Glycolysis: Breaking Down Glucose for Energy
Glycolysis literally means 'sugar-splitting', and that's exactly what happens in your cell's cytoplasm. This process takes a 6-carbon glucose molecule and splits it into two 3-carbon pyruvate molecules, releasing energy your cells can actually use.
The process starts with glucose from your blood or stored glycogen getting 'pump-primed' with energy. Two ATP molecules are broken down to add phosphate groups to glucose, making it more reactive but also trapping it inside the cell - quite clever really!
Once activated, the phosphorylated glucose splits into two 3-carbon molecules called GP. Each GP gets oxidised, releasing hydrogen atoms that are picked up by the coenzyme NAD to form NADH. At the same time, four new ATP molecules are made through substrate level phosphorylation.
Key Point: Glycolysis uses 2 ATP but makes 4 ATP, giving you a net gain of 2 ATP molecules plus 2 NADH.

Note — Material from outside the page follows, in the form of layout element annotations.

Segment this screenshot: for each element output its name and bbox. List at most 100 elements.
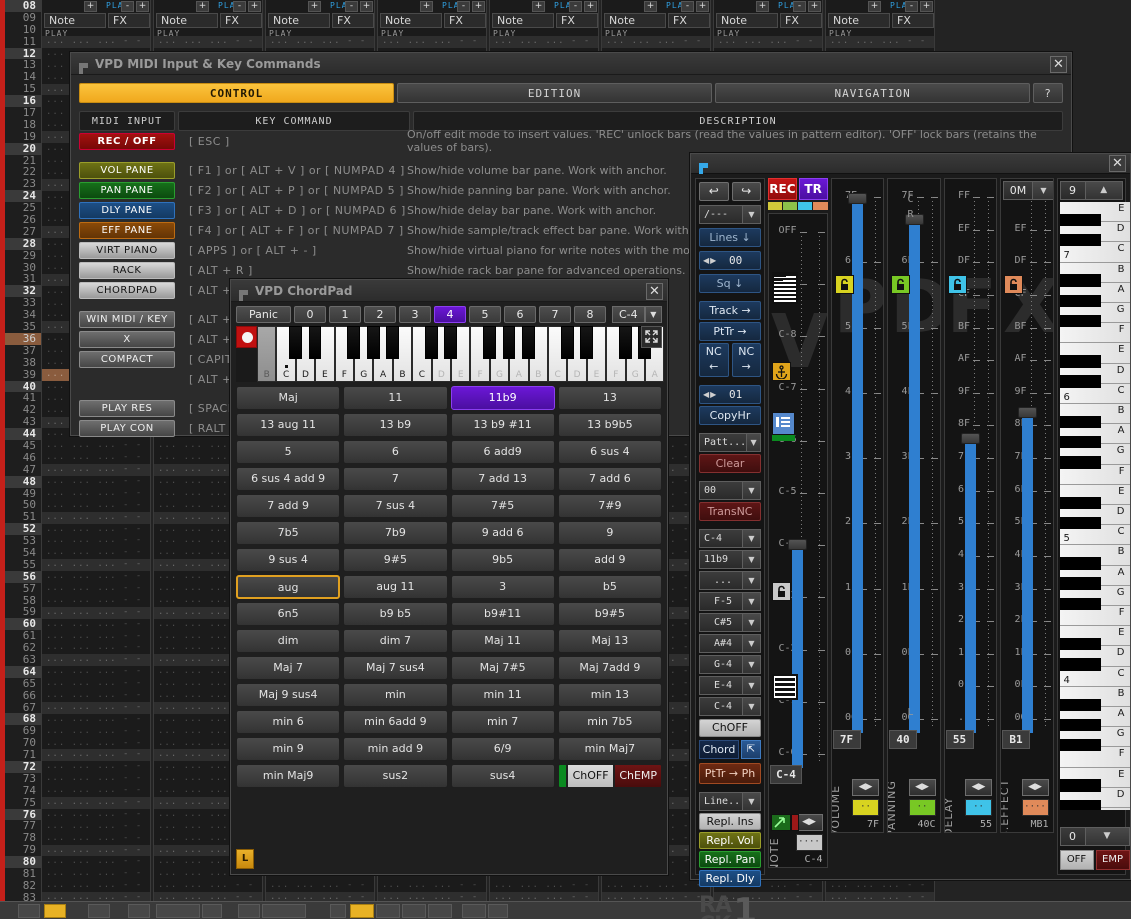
track-note-field[interactable]: Note bbox=[268, 13, 330, 28]
midi-button-pan-pane[interactable]: PAN PANE bbox=[79, 181, 175, 199]
nc-left-button[interactable]: NC ← bbox=[699, 343, 729, 377]
pttr-button[interactable]: PtTr → bbox=[699, 322, 761, 341]
vpiano-black-key[interactable] bbox=[1059, 496, 1101, 510]
chord-button-13[interactable]: 13 bbox=[557, 386, 662, 410]
midi-button-chordpad[interactable]: CHORDPAD bbox=[79, 281, 175, 299]
track-fx-field[interactable]: FX bbox=[220, 13, 262, 28]
channel-stepper-arrows-icon[interactable]: ◀▶ bbox=[908, 779, 936, 796]
chord-button-7-sus-4[interactable]: 7 sus 4 bbox=[343, 494, 448, 518]
chord-button-min-6[interactable]: min 6 bbox=[236, 710, 341, 734]
fader-bar[interactable] bbox=[852, 203, 863, 733]
taskbar-icon-settings[interactable] bbox=[44, 904, 66, 918]
chord-button-9b5[interactable]: 9b5 bbox=[450, 548, 555, 572]
chord-button-9-sus-4[interactable]: 9 sus 4 bbox=[236, 548, 341, 572]
anchor-icon[interactable] bbox=[772, 362, 791, 381]
lock-icon[interactable] bbox=[834, 275, 854, 294]
chordpad-black-key[interactable] bbox=[619, 326, 632, 359]
chord-button-7-5[interactable]: 7#5 bbox=[450, 494, 555, 518]
track-cell[interactable]: ... ... ... - - bbox=[378, 880, 486, 892]
track-fx-field[interactable]: FX bbox=[108, 13, 150, 28]
rack-mixer-window[interactable]: ✕ ↩ ↪ /--- ▼ Lines ↓ ◀▶ 00 Sq ↓ Track → … bbox=[690, 153, 1131, 919]
chordpad-chemp-button[interactable]: ChEMP bbox=[614, 764, 662, 788]
chordpad-lock-badge[interactable]: L bbox=[236, 849, 254, 869]
chord-button-7[interactable]: 7 bbox=[343, 467, 448, 491]
channel-stepper-arrows-icon[interactable]: ◀▶ bbox=[852, 779, 879, 796]
chord-button-9-5[interactable]: 9#5 bbox=[343, 548, 448, 572]
chord-button-9[interactable]: 9 bbox=[557, 521, 662, 545]
track-add-button[interactable]: + bbox=[756, 1, 769, 12]
track-fx-field[interactable]: FX bbox=[668, 13, 710, 28]
transpose-chevron-down-icon[interactable]: ▼ bbox=[743, 481, 761, 500]
track-cell[interactable]: ... ... ... - - bbox=[42, 749, 150, 762]
track-remove-button[interactable]: - bbox=[793, 1, 806, 12]
transpose-select[interactable]: 00 ▼ bbox=[699, 481, 761, 500]
sq-button[interactable]: Sq ↓ bbox=[699, 274, 761, 293]
track-button[interactable]: Track → bbox=[699, 301, 761, 320]
chord-button-9-add-6[interactable]: 9 add 6 bbox=[450, 521, 555, 545]
track-cell[interactable]: ... ... ... - - bbox=[42, 571, 150, 583]
channel-quick-value[interactable]: ···· bbox=[795, 834, 823, 851]
chordpad-chevron-down-icon[interactable]: ▼ bbox=[644, 306, 662, 323]
vpiano-black-key[interactable] bbox=[1059, 779, 1101, 792]
note-select-3[interactable]: F-5 ▼ bbox=[699, 592, 761, 611]
vpiano-black-key[interactable] bbox=[1059, 456, 1101, 469]
lock-icon[interactable] bbox=[947, 275, 967, 294]
chord-button-dim[interactable]: dim bbox=[236, 629, 341, 653]
taskbar-dly-toggle[interactable] bbox=[402, 904, 426, 918]
chord-button-6-sus-4[interactable]: 6 sus 4 bbox=[557, 440, 662, 464]
note-chevron-down-icon[interactable]: ▼ bbox=[743, 550, 761, 569]
delay-fader-column[interactable]: FFFEFDFCFBFAF9F8F7F6F5F4F3F2F1F0F..55DEL… bbox=[943, 178, 997, 833]
vpiano-black-key[interactable] bbox=[1059, 516, 1101, 530]
track-cell[interactable]: ... ... ... - - bbox=[602, 880, 710, 892]
chordpad-black-key[interactable] bbox=[444, 326, 458, 359]
chordpad-black-key[interactable] bbox=[289, 326, 302, 359]
volume-fader-column[interactable]: P7F6F5F4F3F2F1F0F007FVOLUME◀▶··7F bbox=[830, 178, 884, 833]
tr-button[interactable]: TR bbox=[798, 178, 828, 200]
chordpad-black-key[interactable] bbox=[425, 326, 438, 359]
fader-knob[interactable] bbox=[961, 433, 980, 445]
rack-left-controls[interactable]: ↩ ↪ /--- ▼ Lines ↓ ◀▶ 00 Sq ↓ Track → Pt… bbox=[695, 178, 765, 919]
taskbar-icon-list[interactable] bbox=[88, 904, 110, 918]
piano-roll-icon[interactable] bbox=[772, 272, 798, 304]
track-cell[interactable]: ... ... ... - - bbox=[42, 678, 150, 690]
chord-button-min-11[interactable]: min 11 bbox=[450, 683, 555, 707]
channel-quick-value[interactable]: ·· bbox=[908, 799, 936, 816]
chord-button-min-add-9[interactable]: min add 9 bbox=[343, 737, 448, 761]
color-swatch[interactable] bbox=[798, 202, 813, 210]
chord-button-min[interactable]: min bbox=[343, 683, 448, 707]
note-chevron-down-icon[interactable]: ▼ bbox=[743, 676, 761, 695]
track-cell[interactable]: ... ... ... - - bbox=[42, 690, 150, 702]
taskbar[interactable] bbox=[0, 901, 1131, 919]
vpiano-black-key[interactable] bbox=[1059, 274, 1101, 287]
taskbar-dropdown-2[interactable] bbox=[488, 904, 508, 918]
panning-fader-column[interactable]: D7F6F5F4F3F2F1F0F0040PANNING◀▶··40CRCL bbox=[887, 178, 941, 833]
tab-edition[interactable]: EDITION bbox=[397, 83, 713, 103]
channel-value-box[interactable]: C-4 bbox=[770, 765, 802, 784]
chord-button-7-add-9[interactable]: 7 add 9 bbox=[236, 494, 341, 518]
chevron-up-icon[interactable]: ▲ bbox=[1085, 181, 1123, 200]
channel-stepper-arrows-icon[interactable]: ◀▶ bbox=[795, 814, 823, 831]
note-select-2[interactable]: ... ▼ bbox=[699, 571, 761, 590]
track-cell[interactable]: ... ... ... - - bbox=[826, 880, 934, 892]
vpiano-black-key[interactable] bbox=[1059, 597, 1101, 611]
track-fx-field[interactable]: FX bbox=[556, 13, 598, 28]
vpiano-black-key[interactable] bbox=[1059, 557, 1101, 570]
octave-button-4[interactable]: 4 bbox=[434, 306, 466, 323]
track-cell[interactable]: ... ... ... - - bbox=[42, 488, 150, 500]
midi-button-x[interactable]: X bbox=[79, 330, 175, 348]
midi-button-compact[interactable]: COMPACT bbox=[79, 350, 175, 368]
vpiano-black-key[interactable] bbox=[1059, 314, 1101, 328]
chord-button-add-9[interactable]: add 9 bbox=[557, 548, 662, 572]
track-cell[interactable]: ... ... ... - - bbox=[42, 701, 150, 714]
chord-button-b9-b5[interactable]: b9 b5 bbox=[343, 602, 448, 626]
chord-button-sus2[interactable]: sus2 bbox=[343, 764, 448, 788]
midi-button-rec-off[interactable]: REC / OFF bbox=[79, 132, 175, 150]
chordpad-root-select[interactable]: C-4 ▼ bbox=[612, 306, 662, 323]
track-add-button[interactable]: + bbox=[644, 1, 657, 12]
vpiano-black-key[interactable] bbox=[1059, 718, 1101, 732]
chord-button[interactable]: Chord bbox=[699, 740, 739, 759]
chordpad-white-key[interactable]: B bbox=[257, 326, 277, 382]
track-note-field[interactable]: Note bbox=[828, 13, 890, 28]
track-add-button[interactable]: + bbox=[532, 1, 545, 12]
fader-knob[interactable] bbox=[787, 538, 807, 550]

What happens to pyruvate depends entirely on oxygen availability. If there's plenty of oxygen around, pyruvate heads into the mitochondria for aerobic cellular respiration, where it can generate up to 32 ATP (recent estimates suggest 31). Without enough oxygen, cells switch to anaerobic fermentation in the cytoplasm, converting pyruvate to lactate in animals or ethanol in plants and microbes - but this only yields 2 ATP total.